絶体絶命物語は不条理のまま終わるか、という時です。ハリウッドはこういうのは嫌うんですね。ララがバージェスと話していて矛盾に気付きます。一念発起してピストルとジョンの目玉を持って犯罪防止センター付きの刑務所に乗り込みます(冷凍もしていない人間の目玉がいったい何日持つかなどと聞かないで下さい。それに省内から犯罪者が出たのに、何日も彼の瞳孔の記録をアラーム付きにしないずさんさ)。ジョンとララは協力してパーティーの真っ最中に大きなスクリーンにアガサのイメージが映るようにします。この結果彼は失脚、プロジェクトは中止、逮捕された人は無条件で釈放。バージェスは自殺。映画ではジョンがバージェスにやられるか、ジョンがバージェスをやるかで手に汗を握ることになっていますが、自殺に決まっています。でないとプリコグが嗅ぎつけているはずです。どうしてこんなにうまく行くのか − ハリウッドだから。めでたしめでたし。

ご覧のようにとにかく長い話で、ここまで詳しく表現する必要があるか、と思われるようにできています。そして単純な人はバージェスの悪事がばれたのでほっとして、満足してしまいます。この映画は監視社会の予告編だという批評もありましたが、映画の結末はどうでもよく、それまでに描かれている状況が問題だと思います。犯罪を野放しにしたり、ドラッグが国に上陸しても手をこまねいて見ていたり、何の効果も無いようなアンチ・ドラッグのキャンペーンに大金をかけてみたり、行くところまで行かせておいて、手に負えなくなったらいきなり人権を無視して市民を拘束です。こういう映画を作るのが楽しみだという監督。楽しいと思わない観客の事は考えないんでしょうね。

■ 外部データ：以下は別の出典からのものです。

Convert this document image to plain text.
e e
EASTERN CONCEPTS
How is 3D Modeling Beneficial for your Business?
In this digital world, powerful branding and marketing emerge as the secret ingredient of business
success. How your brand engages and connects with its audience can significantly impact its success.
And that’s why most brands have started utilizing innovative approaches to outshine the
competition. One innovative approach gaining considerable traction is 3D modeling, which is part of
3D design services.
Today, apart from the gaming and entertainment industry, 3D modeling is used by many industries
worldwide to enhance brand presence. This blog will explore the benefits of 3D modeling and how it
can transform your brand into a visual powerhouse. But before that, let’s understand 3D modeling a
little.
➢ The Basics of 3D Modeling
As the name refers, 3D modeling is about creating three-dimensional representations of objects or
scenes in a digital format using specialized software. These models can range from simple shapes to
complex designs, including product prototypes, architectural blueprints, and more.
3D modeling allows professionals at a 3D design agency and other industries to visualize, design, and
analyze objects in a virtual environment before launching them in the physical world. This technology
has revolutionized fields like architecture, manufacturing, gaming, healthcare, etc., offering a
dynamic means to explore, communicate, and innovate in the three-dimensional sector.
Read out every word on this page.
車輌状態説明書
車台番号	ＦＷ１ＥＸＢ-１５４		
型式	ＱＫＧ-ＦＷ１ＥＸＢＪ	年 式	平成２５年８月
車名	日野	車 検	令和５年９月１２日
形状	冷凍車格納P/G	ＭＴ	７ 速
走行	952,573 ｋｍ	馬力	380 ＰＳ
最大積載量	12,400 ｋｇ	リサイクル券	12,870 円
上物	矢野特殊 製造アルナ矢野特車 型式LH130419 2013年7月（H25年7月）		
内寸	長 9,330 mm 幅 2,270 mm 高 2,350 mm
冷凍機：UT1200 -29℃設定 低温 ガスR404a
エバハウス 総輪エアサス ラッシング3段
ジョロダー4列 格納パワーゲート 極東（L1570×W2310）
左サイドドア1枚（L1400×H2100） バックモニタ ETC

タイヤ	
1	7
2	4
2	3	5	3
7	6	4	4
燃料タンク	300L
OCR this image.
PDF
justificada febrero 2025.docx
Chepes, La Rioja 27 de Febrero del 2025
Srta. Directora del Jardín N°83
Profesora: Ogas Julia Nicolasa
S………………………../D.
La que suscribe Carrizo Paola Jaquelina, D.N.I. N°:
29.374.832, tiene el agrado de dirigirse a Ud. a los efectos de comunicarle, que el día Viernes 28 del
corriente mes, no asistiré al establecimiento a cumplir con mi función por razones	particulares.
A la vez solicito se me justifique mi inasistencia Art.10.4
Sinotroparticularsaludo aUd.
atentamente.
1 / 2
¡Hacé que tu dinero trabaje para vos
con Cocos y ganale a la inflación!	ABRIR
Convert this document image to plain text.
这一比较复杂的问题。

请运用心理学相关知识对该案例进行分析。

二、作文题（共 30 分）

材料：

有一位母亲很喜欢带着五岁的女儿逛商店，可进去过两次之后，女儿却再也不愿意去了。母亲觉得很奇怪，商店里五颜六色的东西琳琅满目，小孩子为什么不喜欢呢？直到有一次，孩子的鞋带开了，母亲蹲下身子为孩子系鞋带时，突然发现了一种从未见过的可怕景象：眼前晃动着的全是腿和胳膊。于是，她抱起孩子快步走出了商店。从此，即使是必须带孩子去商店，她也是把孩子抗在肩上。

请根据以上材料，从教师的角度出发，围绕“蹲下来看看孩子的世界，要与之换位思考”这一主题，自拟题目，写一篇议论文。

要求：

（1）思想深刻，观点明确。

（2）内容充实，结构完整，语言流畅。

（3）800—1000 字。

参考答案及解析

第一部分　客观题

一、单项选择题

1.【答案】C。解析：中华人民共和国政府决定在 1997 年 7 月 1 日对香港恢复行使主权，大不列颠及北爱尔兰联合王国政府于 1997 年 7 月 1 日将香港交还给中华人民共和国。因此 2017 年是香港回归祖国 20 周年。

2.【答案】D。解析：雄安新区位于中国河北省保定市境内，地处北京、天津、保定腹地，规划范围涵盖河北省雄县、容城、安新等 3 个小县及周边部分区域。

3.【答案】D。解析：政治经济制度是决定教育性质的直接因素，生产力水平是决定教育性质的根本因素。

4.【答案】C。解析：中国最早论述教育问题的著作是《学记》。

フォン・シドウはこの役と10億分の1の男を比べながら見るとなかなかいいです。

クルーズは最近歯の矯正をすると言い出して話題になりましたが、確かに彼の歯並びはそれほど左右対象ではありませんでした。しかしそれで俳優として顔が損なわれるとかいうほどの問題にも思われません。歯並びも個性ですから何もむきになって直さなくてもいいじゃないかと素人は思いますが、プロの俳優はやはり完璧でないと行けないんでしょうね。